The home side weren’t to be so profligate with their possession. They showed patience to run through the phases, twenty-one in total, and even when Allan’s pass went too high and slowed momentum with the try-line beckoning, they regained their composure until Number 8 Braam Steyn burst through Ruaridh Jackson’s weak tackle.
Glasgow rang the changes, including Lee Jones replacing the ineffectual Nairn, and he gathered Hastings’ cross-kick to set the Warriors on their way again, but with only 10 metres between them and another 5-points, Hastings’ zipped pass was knocked-on by Wilson. Allan cleared lengthily for the home side, but Johnson again provided the impetus forcing Treviso to concede a penalty which Hastings knocked over to level it up at 17-17 with just over an hour gone.
The magnificently coiffured Hastings was having a see-saw kind of match. He tried another cross-kick to Jones, which was picked off, and then when he recovered the kick ahead, his pass to Johnson went forward to gift Treviso a scrum close to the Glasgow line. He was then pinged for offside, and with advantage to Treviso, Esposito’s failure to gather Hayward’s pass was all that prevented Treviso claiming another try. Treviso’s Allan, who I may have to now refer to as Allan-ito, given that the far larger Alex Allan had come on in the front-row for Glasgow, took the easy option of 3-points.
“Big Allan” was then held-up over the line after some effective grunt work from the Glasgow pack, Cummings proving particularly bullish for the first time in the match. They won a penalty at the scrum and called for another. Horne probed, Wilson and Cummings charged, and space was created out wide. Hastings passed out to Matawalu for what would have been a simple score, but Hastings pass was forward. Again.
He seems to do that quite a lot.
The see-saw was now firmly tipped against him, as if Oli Kebble and Zander Fagerson were on one side, and there was Adam left high and dry with his luscious locks blowing in the wind.
Brandon Thomson replaced him for the final few minutes, but he too had a skinny kid on the see-saw moment. Kickable attempts at goal had previously been turned down, but to try and level the scores, the Warriors went for it. Thomson missed. Ian McKinley kicked the drop-out long and Ashe spilled it. To further compound the misery, Ryan Wilson then stupidly picked the ball up, so rather than a scrum, which Glasgow had started to nudge ahead in, Treviso had a dead-time penalty to seal the deal. McKinley dropped it just short which Jackson claimed, meaning Glasgow had one more chance, but surely they couldn’t?
No. They could not.
Horne spilled the ball forward in the tackle.

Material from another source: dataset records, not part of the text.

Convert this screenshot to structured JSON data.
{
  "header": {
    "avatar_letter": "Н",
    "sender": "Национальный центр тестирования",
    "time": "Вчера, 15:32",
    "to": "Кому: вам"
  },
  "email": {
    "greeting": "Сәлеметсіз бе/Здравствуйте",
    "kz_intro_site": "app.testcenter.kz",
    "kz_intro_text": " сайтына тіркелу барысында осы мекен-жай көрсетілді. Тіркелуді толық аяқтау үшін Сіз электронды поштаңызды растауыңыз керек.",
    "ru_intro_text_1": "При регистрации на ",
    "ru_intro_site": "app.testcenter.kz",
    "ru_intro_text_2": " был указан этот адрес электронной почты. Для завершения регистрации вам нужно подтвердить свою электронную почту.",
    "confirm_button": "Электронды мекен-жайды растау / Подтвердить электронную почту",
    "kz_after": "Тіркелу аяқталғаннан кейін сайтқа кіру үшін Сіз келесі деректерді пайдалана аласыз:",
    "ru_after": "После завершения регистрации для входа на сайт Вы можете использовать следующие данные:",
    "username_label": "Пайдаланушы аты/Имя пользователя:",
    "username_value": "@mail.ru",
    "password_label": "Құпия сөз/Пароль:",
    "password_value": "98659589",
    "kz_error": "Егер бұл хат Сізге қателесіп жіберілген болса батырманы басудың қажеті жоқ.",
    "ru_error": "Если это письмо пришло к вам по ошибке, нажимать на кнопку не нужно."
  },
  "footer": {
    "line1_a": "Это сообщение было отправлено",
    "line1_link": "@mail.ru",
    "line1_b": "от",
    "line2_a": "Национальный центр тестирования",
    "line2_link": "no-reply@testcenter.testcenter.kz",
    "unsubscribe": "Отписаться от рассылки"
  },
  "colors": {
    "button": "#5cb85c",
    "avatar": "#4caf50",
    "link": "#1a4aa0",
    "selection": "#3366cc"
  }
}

A run of 40 games unbeaten against Italian opposition was at an end, and a hat-trick of disappointment was completed.
Lacking in defensive intensity, Hastings blowing quite a lot more cold than hot, and with none of the forwards able to bully their opposite numbers or disrupt Treviso ball, this was another poor performance.
Referee: Joy Neville (IRFU)
SR Blog MOTM: Centre Sam Johnson. Took his try brilliantly, fed Horne for his, and was the most threatening of the backs. None of the forwards should be happy with their efforts.